Effect of Aerobic Recovery Intensity on Delayed-Onset Muscle Soreness and Strength
Author(s) -
James J. Tufano,
Lee E. Brown,
Jared W. Coburn,
Kavin K.W. Tsang,
Vanessa L. Cazas,
Joe W. LaPorta
Publication year - 2012
Publication title -
journal of strength and conditioning research
Language(s) - English
Resource type - Journals
SCImago Journal Rank - 1.569
H-Index - 128
eISSN - 1533-4287
pISSN - 1064-8011
DOI - 10.1519/jsc.0b013e3182651c06
Subject(s) - isometric exercise , medicine , intensity (physics) , delayed onset muscle soreness , eccentric , muscle strength , physical therapy , anesthesia , muscle damage , physics , quantum mechanics
Because of the performance decrements associated with delayed-onset muscle soreness (DOMS), a treatment to alleviate its symptoms is of great interest.

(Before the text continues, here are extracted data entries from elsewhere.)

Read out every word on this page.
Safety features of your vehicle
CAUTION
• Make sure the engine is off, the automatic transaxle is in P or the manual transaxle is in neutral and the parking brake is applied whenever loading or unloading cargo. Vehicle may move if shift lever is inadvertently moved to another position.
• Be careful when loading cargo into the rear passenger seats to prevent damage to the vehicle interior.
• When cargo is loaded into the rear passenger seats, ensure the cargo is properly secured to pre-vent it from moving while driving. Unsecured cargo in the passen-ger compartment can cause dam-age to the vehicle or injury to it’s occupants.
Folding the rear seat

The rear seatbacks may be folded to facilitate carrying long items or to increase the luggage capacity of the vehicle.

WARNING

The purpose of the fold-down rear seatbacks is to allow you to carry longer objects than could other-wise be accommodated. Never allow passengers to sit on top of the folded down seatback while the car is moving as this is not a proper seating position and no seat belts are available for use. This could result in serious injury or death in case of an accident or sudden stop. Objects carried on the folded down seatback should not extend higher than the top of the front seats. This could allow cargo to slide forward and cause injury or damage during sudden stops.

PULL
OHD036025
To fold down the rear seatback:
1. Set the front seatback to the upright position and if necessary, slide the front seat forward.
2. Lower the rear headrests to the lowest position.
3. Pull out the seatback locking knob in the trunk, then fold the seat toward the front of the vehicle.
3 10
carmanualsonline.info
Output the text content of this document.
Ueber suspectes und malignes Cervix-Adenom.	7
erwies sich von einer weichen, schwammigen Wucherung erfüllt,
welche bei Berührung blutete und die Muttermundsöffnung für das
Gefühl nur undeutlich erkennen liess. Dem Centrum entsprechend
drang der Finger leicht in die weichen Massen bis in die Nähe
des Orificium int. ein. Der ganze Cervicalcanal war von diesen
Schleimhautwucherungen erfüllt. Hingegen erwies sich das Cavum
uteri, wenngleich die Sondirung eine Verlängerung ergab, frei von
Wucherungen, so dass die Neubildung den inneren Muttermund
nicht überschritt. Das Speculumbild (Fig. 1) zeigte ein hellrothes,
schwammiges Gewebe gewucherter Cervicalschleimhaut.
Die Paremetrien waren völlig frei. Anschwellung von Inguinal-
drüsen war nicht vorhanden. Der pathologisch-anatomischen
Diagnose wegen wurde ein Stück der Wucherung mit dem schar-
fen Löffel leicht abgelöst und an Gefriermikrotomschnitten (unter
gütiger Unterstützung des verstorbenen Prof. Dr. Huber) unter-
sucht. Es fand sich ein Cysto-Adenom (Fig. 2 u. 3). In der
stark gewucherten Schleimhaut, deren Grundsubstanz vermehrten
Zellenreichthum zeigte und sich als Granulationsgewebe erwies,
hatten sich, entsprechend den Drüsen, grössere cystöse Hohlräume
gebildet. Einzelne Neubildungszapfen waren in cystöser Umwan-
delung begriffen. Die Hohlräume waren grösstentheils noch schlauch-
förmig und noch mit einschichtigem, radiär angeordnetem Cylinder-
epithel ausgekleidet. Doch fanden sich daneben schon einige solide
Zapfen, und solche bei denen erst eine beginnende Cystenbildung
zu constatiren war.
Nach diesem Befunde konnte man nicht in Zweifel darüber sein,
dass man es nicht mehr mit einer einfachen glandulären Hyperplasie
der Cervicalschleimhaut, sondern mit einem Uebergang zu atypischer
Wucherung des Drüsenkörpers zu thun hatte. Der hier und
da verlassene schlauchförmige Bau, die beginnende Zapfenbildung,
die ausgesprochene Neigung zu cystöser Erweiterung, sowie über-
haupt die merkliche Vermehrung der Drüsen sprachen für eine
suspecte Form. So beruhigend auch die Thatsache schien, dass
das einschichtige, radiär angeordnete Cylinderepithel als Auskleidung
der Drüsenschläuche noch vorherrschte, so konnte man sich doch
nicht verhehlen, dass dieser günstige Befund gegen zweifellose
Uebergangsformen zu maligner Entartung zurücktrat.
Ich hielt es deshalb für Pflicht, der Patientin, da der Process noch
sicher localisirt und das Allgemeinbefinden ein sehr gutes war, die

The purpose of this study was to investigate the effect of low vs. moderate-intensity aerobic recovery on DOMS and strength. Twenty-six women (22.11 ± 2.49 years; 60.33 ± 8.37 kg; and 163.83 ± 7.29 cm) were split into 3 different groups and performed a DOMS-inducing protocol of 60 eccentric actions of the knee extensors followed by 1 of three 20-minute recovery interventions: moderate-intensity cycling (n = 10), low-intensity cycling (LIC; n = 10), or seated rest (CON; n = 6) after the eccentric protocol. Pain scale (PS), isometric strength (ISO), and dynamic strength (PT) were recorded before (PRE), immediately post (IP), 24- (24h), 48- (48h), 72- (72h), and 96- (96h) hours after exercise. For PT, PRE, 48h, 72h, and 96h were significantly (p < 0.05) greater than IP values but not different from 24h. For PS, IP (4.83 ± 0.36) was greater than that for all other time periods, whereas 24h (2.91 ± 0.42), 48h (2.62 ± 0.53), and 72h (1.97 ± 0.49) were all greater than PRE (0.44 ± 0.19) values. Also, 24h and 48h were not different but were both greater than 72h and 96h (1.13 ± 0.32), whereas 72h was >96h. For ISO, neither CON nor LIC showed any significant difference across time. Moderate-intensity cycling showed no difference between PRE (189.88 ± 40.68), IP (193.75 ± 47.24), 24h (186.52 ± 53.55), or 48h (195.36 ± 55.06), but 72h (210.05 ± 53.57) and 96h (207.78 ± 59.99) were significantly >24h. The 72h was also greater than IP. Therefore, moderate-intensity aerobic recovery may be suggested after eccentric muscle actions.